Just kidding. That’s not exactly what happened. See, I could never announce my undying love for him, not here, not ever. It just wouldn’t happen. While they were saying there vows I only thought to myself this scenario. For now, I will just have to picture myself with my perfect Joseph. And when I see them together, I will have to bear it. I will not cry, I will not show any emotion, for I love Joseph too much to mess up his life; that wouldn’t be fair to him. For now, I will just keep these thoughts in my head, and when the time comes (which I hope is very soon) I can tell him how I feel, and that he should be with me, not Veronica.

Bride:
It’s the day of the wedding. I’m so nervous. I’m trying on my dress. Oh no, why is the zipper not going up? I guess I should ask Renee to help. “Come help me zipper this up, Renee.” Why is she looking at me like that? Did I spill taco sauce on it from lunch this morning? I’m so nervous! Is this the right guy? Do I really love Joseph? Man last night was fun. Oh no! I HOOKED UP WITH ONE OF JOSEPHS BESET FRIENDS! He snuck into my party last night. Wow. That was so fun. But what about Joseph? I love him. Wait. Do I? I think I do. Yeah, I do. My maid of honor comes in and tells us that the wedding is starting soon. I walk past the mirror. Man! I look AMAZING! Yeah, Joseph definitely will love this.

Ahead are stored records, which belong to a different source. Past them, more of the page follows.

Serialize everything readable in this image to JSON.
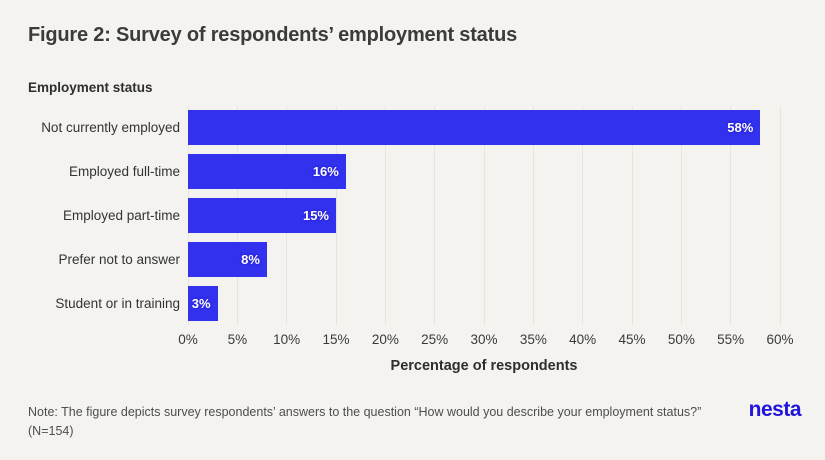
{
  "page": {
    "background": "#f4f3f0"
  },
  "header": {
    "title": "Figure 2: Survey of respondents’ employment status"
  },
  "chart": {
    "y_axis_label": "Employment status",
    "x_axis_label": "Percentage of respondents"
  },
  "chart_data": {
    "type": "bar",
    "orientation": "horizontal",
    "title": "Figure 2: Survey of respondents’ employment status",
    "ylabel": "Employment status",
    "xlabel": "Percentage of respondents",
    "categories": [
      "Not currently employed",
      "Employed full-time",
      "Employed part-time",
      "Prefer not to answer",
      "Student or in training"
    ],
    "values": [
      58,
      16,
      15,
      8,
      3
    ],
    "value_labels": [
      "58%",
      "16%",
      "15%",
      "8%",
      "3%"
    ],
    "xlim": [
      0,
      60
    ],
    "x_ticks": [
      "0%",
      "5%",
      "10%",
      "15%",
      "20%",
      "25%",
      "30%",
      "35%",
      "40%",
      "45%",
      "50%",
      "55%",
      "60%"
    ],
    "grid": true,
    "legend": false,
    "bar_color": "#3231ed",
    "value_label_color": "#ffffff"
  },
  "note": {
    "text": "Note: The figure depicts survey respondents’ answers to the question “How would you describe your employment status?” (N=154)"
  },
  "logo": {
    "text": "nesta",
    "color": "#2113db"
  }
}
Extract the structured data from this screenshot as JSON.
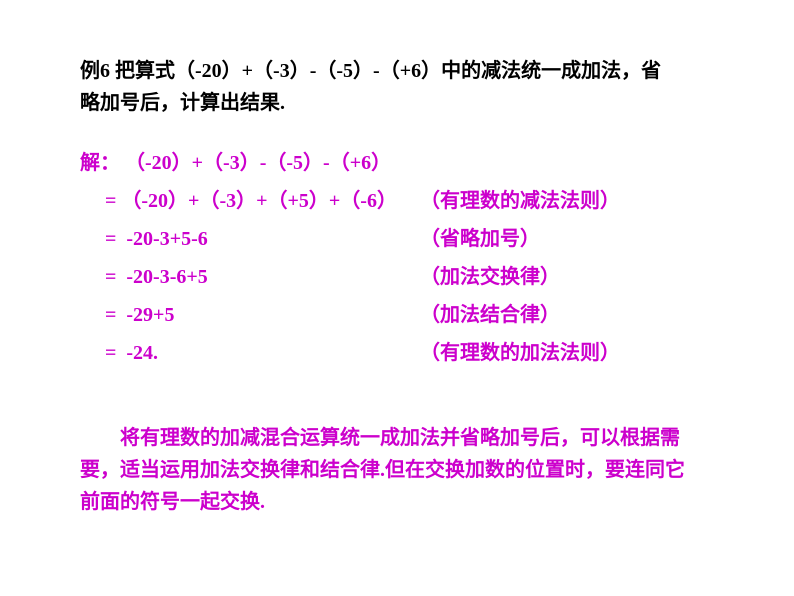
{
  "problem": {
    "line1": "例6  把算式（-20）+（-3）-（-5）-（+6）中的减法统一成加法，省",
    "line2": "略加号后，计算出结果."
  },
  "solution": {
    "label": "解：",
    "steps": [
      {
        "left": "（-20）+（-3）-（-5）-（+6）",
        "right": ""
      },
      {
        "left": "= （-20）+（-3）+（+5）+（-6）",
        "right": "（有理数的减法法则）"
      },
      {
        "left": "=  -20-3+5-6",
        "right": "（省略加号）"
      },
      {
        "left": "=  -20-3-6+5",
        "right": "（加法交换律）"
      },
      {
        "left": "=  -29+5",
        "right": "（加法结合律）"
      },
      {
        "left": "=  -24.",
        "right": "（有理数的加法法则）"
      }
    ]
  },
  "conclusion": {
    "line1": "将有理数的加减混合运算统一成加法并省略加号后，可以根据需",
    "line2": "要，适当运用加法交换律和结合律.但在交换加数的位置时，要连同它",
    "line3": "前面的符号一起交换."
  },
  "colors": {
    "text_black": "#000000",
    "text_magenta": "#cc00cc",
    "background": "#ffffff"
  },
  "fonts": {
    "family": "SimSun",
    "size_pt": 15,
    "weight": "bold"
  }
}
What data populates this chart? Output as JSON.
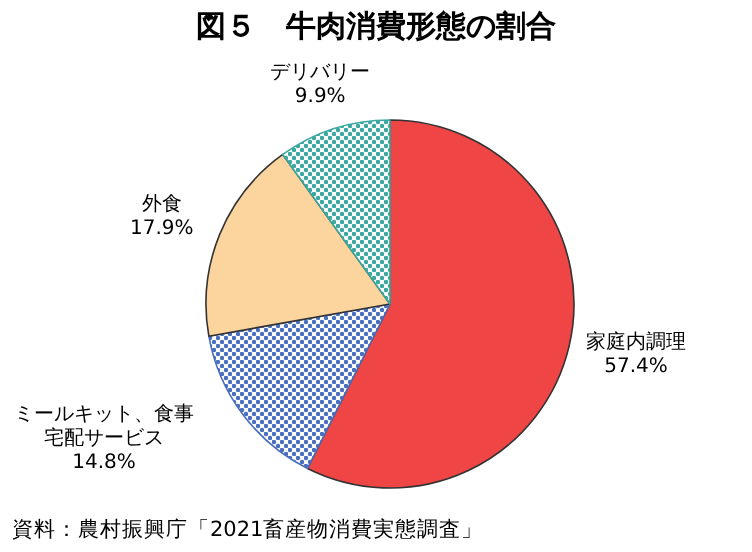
{
  "chart_data": {
    "type": "pie",
    "title": "図５　牛肉消費形態の割合",
    "categories": [
      "家庭内調理",
      "ミールキット、食事宅配サービス",
      "外食",
      "デリバリー"
    ],
    "values": [
      57.4,
      14.8,
      17.9,
      9.9
    ],
    "value_labels": [
      "57.4%",
      "14.8%",
      "17.9%",
      "9.9%"
    ],
    "colors": [
      "#f04545",
      "#4a6fc0",
      "#fcd59e",
      "#3aa8a0"
    ],
    "annotations": [
      "資料：農村振興庁「2021畜産物消費実態調査」"
    ]
  }
}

I walk down the isle. The only thing I can think about is the guy I hooked up with last night. Man he was HOT! I’m at the altar. Why is Renee staring at me like that? Oh no! Did she find out about my hook up last night? What if she told Joseph? That guy was a good kisser! Wait, what am I saying? He’s announcing his love to me, and all I can think of is some silly hook up. I love Joseph. But why is Renee looking at Joseph like that? He’s mine, not hers. The only eyes that should be laid on him are mine. But wait. What if Joseph can’t marry me? Oh my God I think I would die. I bet that guy from last night would help me with my pain…wait no, veronica stop thinking about him. You are about to get married to this wonderful man who has done nothing but love you.
“I do” we are finally married! Why does Renee look like she’s about to cry? “Pictures anyone?” the photographer announced. With that, I completely forgot about Renee. This was MY big day, not hers.